Разговор зашел о Кампе и его детских книжках.
— С Кампе, — сказал Гёте, — я встретился только дважды в жизни. Последний раз, после сорокалетнего перерыва, в Карлсбаде. Мне он показался тогда очень старым, сухим, каким-то изнуренным и неподвижным. Всю свою жизнь он писал только для детей, я же для детей ничего не написал, даже для больших детей, лет эдак двадцати. Он меня не терпел [112]. Я для него был бельмо в глазу, камень преткновения, и он всячески меня избегал. Но в один прекрасный день судьба нежданно-негаданно свела нас, и он уже не мог не обратиться ко мне с несколькими словами.
«Ваши способности и ваш ум всегда внушали мне уважение, — сказал Кампе, — в некоторых областях вы достигли поразительных результатов. Но, видите ли, эти области нисколько меня не интересуют, и я, вопреки многим другим, никакого значения им не придаю».
Это несколько неучтивое прямодушие ничуть меня не рассердило, я наговорил ему комплиментов. Да я и вправду высоко его ценил. Он оказал детям неоценимые услуги, сделавшись объектом их восхищения, Детским Евангелием, так сказать. Только за две или три страшные истории, которые он имел бестактность написать и к тому же включить в детский сборник, я порицаю его. Зачем, спрашивается, живое, нетронутое, невинное воображение детей без всякой нужды отягощать такими ужасами!
Как известно, Гёте терпеть не может очков.
— Возможно, это чудачество, — не раз говорил он мне, — но я с ним справиться не могу. Когда ко мне входит незнакомый человек с очками на носу, я немедленно прихожу в дурное настроение, тут уж ничего не поделаешь. Очки так меня раздражают, что он еще и порога переступить не успеет, а у меня от благожелательности уже и следа не остается, мысли мои мешаются, и я уже не хозяин своего собственного «я»! Очки почему-то представляются мне чем-то невежливым, словно только что вошедший человек собирается нагрубить мне. Это ощущение еще усилилось, после того как несколько лет назад я заявил в печати, сколь неприятное действие на меня оказывают очки. Входит незнакомец в очках, и я сразу думаю: он твоих новых стихов не читал — это, пожалуй, говорит не в его пользу, или: он их читал, он знает эту твою странность, но не обращает на нее внимания, что еще хуже. Единственный человек, чьи очки меня не раздражают, это Цельтер; у всех других — только что с ума не сводят. Мне все кажется, что я становлюсь объектом изучения и что незнакомый человек хочет своим вооруженным взглядом проникнуть в самые потайные уголки моей души и изучить каждую морщинку старости на моем лице. Вглядываясь в меня так пытливо, он нарушает всякое равенство между нами, ибо я не могу тем же ему отплатить. Ну, как прикажете общаться с человеком, чьих глаз ты не видишь и, когда он говорит, зеркало его души прикрыто слепящими меня стеклами?

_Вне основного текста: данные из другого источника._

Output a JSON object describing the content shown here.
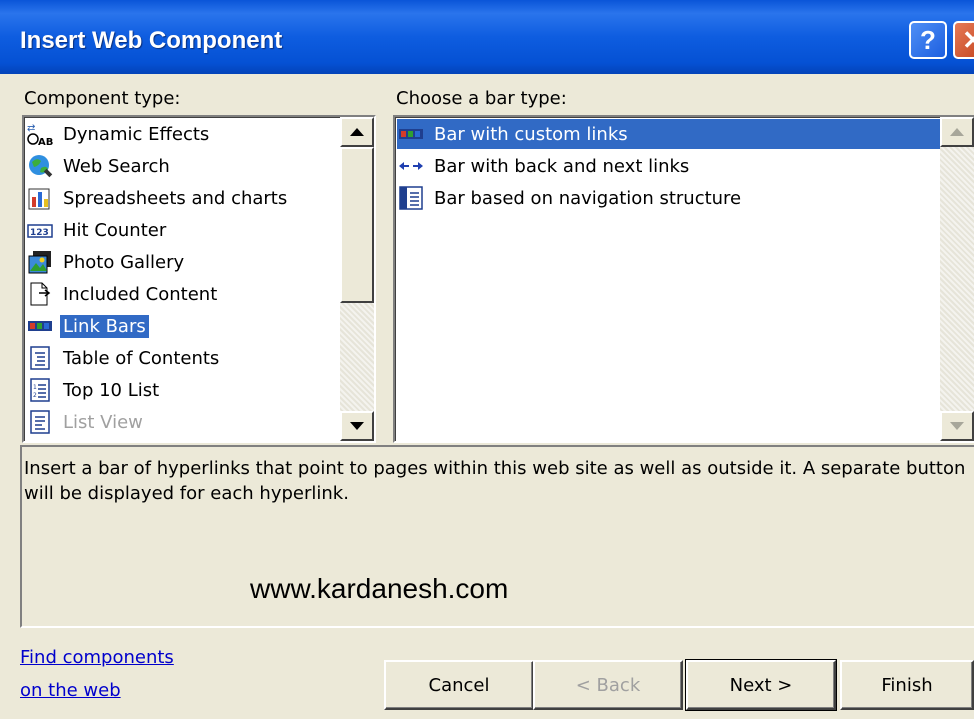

— Кто-то заметил, — подхватил я, — что очки делают человека чванливым, вознося его на ту вершину физического совершенства, которая значительно превосходит возможности, отпущенные ему природой, в конце нее концов он становится жертвой заблуждения и пребывает в уверенности, что от рождения вознесен так высоко.
— Весьма остроумное замечание, — отвечал Гёте, — похоже, что оно исходит от естествоиспытателя. Но если вдуматься хорошенько, не слишком состоятельное. Будь это так, все слепые были бы скромниками, а люди с хорошим зрением — гордецами. На деле же бывает наоборот: люди от природы сильные духовно и физически, как правило, скромны, нищие же духом весьма самомнительны. Словно добросердечная природа всем, кого она обделила дарами высшего порядка, для возмещения убытка пожаловала чванство и самомнение. Вообще же скромность и самомнение нравственные понятия чисто духовного свойства и с телесной жизнью ничего общего не имеют. У людей ограниченных и духовно убогих чванство встречается всего чаще, а вот у духовно чистых и высокоодаренных — никогда, разве что радостное сознание своей силы, но поскольку эта сила существует в действительности, то такое сознание и чванством-то нельзя назвать.

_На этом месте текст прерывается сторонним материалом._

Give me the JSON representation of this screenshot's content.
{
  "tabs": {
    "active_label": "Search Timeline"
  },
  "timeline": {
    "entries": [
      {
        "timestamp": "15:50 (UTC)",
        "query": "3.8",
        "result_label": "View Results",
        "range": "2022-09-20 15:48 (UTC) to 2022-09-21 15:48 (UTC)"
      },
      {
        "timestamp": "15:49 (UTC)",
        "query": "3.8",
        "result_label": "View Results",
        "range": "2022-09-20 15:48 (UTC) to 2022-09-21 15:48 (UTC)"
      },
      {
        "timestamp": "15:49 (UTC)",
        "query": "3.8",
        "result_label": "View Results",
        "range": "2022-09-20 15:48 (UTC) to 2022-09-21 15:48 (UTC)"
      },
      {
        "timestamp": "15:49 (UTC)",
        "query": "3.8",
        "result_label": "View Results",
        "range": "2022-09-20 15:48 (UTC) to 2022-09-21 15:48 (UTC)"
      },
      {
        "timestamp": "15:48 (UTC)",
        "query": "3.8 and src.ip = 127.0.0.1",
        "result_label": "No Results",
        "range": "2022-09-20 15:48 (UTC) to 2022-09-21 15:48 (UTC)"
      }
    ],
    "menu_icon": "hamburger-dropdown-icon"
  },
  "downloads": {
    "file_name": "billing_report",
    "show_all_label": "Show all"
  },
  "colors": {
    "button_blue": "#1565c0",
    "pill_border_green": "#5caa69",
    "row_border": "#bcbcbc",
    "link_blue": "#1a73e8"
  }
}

Потом мы еще говорили о многом другом и уже под конец вспомнили о «Хаосе» [113], веймарском журнале, которым руководила госпожа фон Гёте, а деятельное участие в нем принимали не только здешние господа и дамы, но и временно проживающие в Веймаре молодые англичане, французы и прочие чужестранцы, так что едва ли не каждый выпуск являлся смешением почти всех известнейших европейских языков.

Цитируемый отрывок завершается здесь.